Зудит и беспокойство под рёбрами, оно — кажется, что с укором, — шепчет ему о неизбежно грядущей беде, но Папирус находит в себе достаточно наглости, чтобы его игнорировать. Он обводит усталым взглядом растянувшиеся по соседней стене нечёткие в своих формах тени и прислушивается к залихватскому ветру снаружи; к скрипу досок где-то на чердаке; к треску оконной рамы над головой; и особенно в этой слитой из посторонних звуков тревожной песне — к ровному дыханию брата. Хорошо.
Зато спит Санс. Спит в кои-то веки нормально, а не судорожно дёргается, будто кто-то незримый пинает его; не изображает глубокую дрёму, в которой пребывает чаще всего; не сидит на кухне, составляя башенные конструкции из кружек, потому что: «…мне стало скучно. Кстати, у нас кофе закончился». Санс просто спит, такой безмолвный, такой неподвижный, такой… Безмолвная неподвижность напоминает Папирусу о смерти и её терпеливом присутствии, но сейчас его брат жив, и он живее, чем был в том состоянии, когда Папирус его навсегда таким — неподвижно-безмолвным — запомнил.
Неприятным воспоминаниям Папирус по-своему благодарен: они позволяют ему лучше понять, насколько важно ценить настоящее, что когда-нибудь тоже станет картиной былого; насколько важно в таком случае удержать его в своей памяти и, это было бы здорово, в своих руках. До чего ревностно ему хочется последнего и до чего ему тошно от бесплодных мыслей о том, как всё было очень-очень давно, как всё могло бы быть, но как никогда уже не будет. Не этим ли чувством все годы снедался Санс? Папирус не хочет этого знать. Папирус хочет удержать брата здесь и сейчас, потому что вот оно — настоящее. В одном непродолжительном касании, в одном миге этого ночного присутствия, дозволил который он себе сам. И коль дерзостей уже хватает сполна, Папирус решает дозволить себе ещё одну.
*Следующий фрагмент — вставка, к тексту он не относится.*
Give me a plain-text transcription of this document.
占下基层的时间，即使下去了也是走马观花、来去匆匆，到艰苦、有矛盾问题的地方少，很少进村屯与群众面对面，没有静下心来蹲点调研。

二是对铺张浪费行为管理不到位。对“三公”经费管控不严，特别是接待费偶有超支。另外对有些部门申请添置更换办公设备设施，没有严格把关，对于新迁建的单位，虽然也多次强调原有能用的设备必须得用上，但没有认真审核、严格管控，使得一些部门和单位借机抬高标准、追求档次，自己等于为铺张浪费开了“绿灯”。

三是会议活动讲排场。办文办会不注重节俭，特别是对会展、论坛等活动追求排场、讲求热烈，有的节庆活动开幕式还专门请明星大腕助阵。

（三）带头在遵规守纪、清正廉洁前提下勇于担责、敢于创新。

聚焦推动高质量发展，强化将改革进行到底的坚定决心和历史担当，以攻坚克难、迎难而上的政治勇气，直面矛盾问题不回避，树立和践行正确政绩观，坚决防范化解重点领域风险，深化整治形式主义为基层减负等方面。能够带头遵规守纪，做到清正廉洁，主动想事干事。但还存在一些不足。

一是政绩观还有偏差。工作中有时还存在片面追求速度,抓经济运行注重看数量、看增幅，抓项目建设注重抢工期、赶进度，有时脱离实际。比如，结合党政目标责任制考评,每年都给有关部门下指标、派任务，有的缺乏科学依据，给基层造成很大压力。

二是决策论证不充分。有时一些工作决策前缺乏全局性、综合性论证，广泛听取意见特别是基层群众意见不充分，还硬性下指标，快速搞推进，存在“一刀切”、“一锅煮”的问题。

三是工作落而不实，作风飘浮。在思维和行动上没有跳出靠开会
Он тянет руку к родному укрытому тенями лицу, когда на Санса накатывает приступ удушья; хоть и слабое, но хорошо различимое дыхание обрывается на вдохе. Связано ли это с кошмарами или общим нездоровьем брата — для Папируса остаётся неясным; ясно то, что Санс знает об этом давно и ничего не собирается с этим делать. Когда Папирус впервые сообщает ему, что тот во сне какое-то время не дышит, Санс не пугается и даже не старается выглядеть удивлённым. «Забей. Как видишь, я ещё как-то не задохнулся», — зевает Санс, и Папирус думает, что последнее, в чём он нуждается — видеть то, как его старший брат это сделает.
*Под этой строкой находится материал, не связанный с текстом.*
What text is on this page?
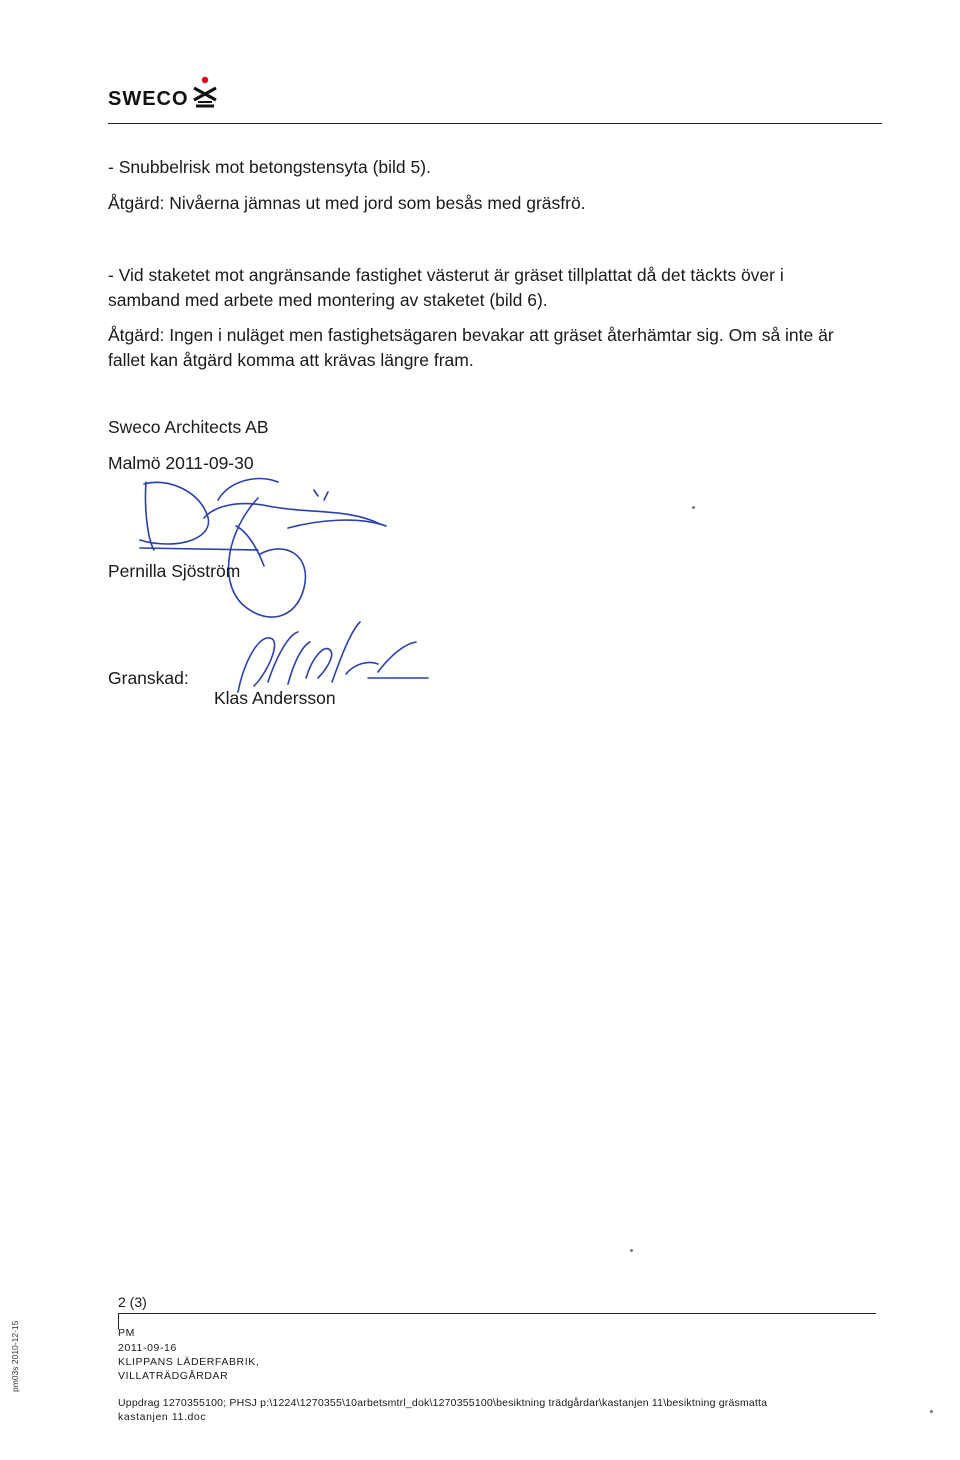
SWECO

- Snubbelrisk mot betongstensyta (bild 5).

Åtgärd: Nivåerna jämnas ut med jord som besås med gräsfrö.

- Vid staketet mot angränsande fastighet västerut är gräset tillplattat då det täckts över i

samband med arbete med montering av staketet (bild 6).

Åtgärd: Ingen i nuläget men fastighetsägaren bevakar att gräset återhämtar sig. Om så inte är

fallet kan åtgärd komma att krävas längre fram.

Sweco Architects AB
Malmö 2011-09-30
Pernilla Sjöström
Granskad:
Klas Andersson
2 (3)
PM
2011-09-16
KLIPPANS LÄDERFABRIK,
VILLATRÄDGÅRDAR
Uppdrag 1270355100; PHSJ p:\1224\1270355\10arbetsmtrl_dok\1270355100\besiktning trädgårdar\kastanjen 11\besiktning gräsmatta
kastanjen 11.doc
pm03s 2010-12-15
Обычно спешные в своём беге секунды в такие моменты оборачиваются вечностями, и чтобы мучительно не проживать одну за другой в ожидании, когда Санс вдохнёт сам, Папирус несмело берёт его за плечо и чуть встряхивает. Брат не просыпается, но реагирует: он смещает голову на подушке и снова дышит. Теперь Папирусу стоит уйти. Отпустить и оставить Санса в покое, ведь он сам же уверен: до утра всё будет хорошо, а плохое случится, если он останется. Не потому, что Папирус намеренно сделает что-то не так, хотя то, что он делает сейчас — "не то" во всех смыслах. Просто когда Санс проснётся и обнаружит младшего брата, что Папирус скажет ему тогда? Как оправдает своё присутствие?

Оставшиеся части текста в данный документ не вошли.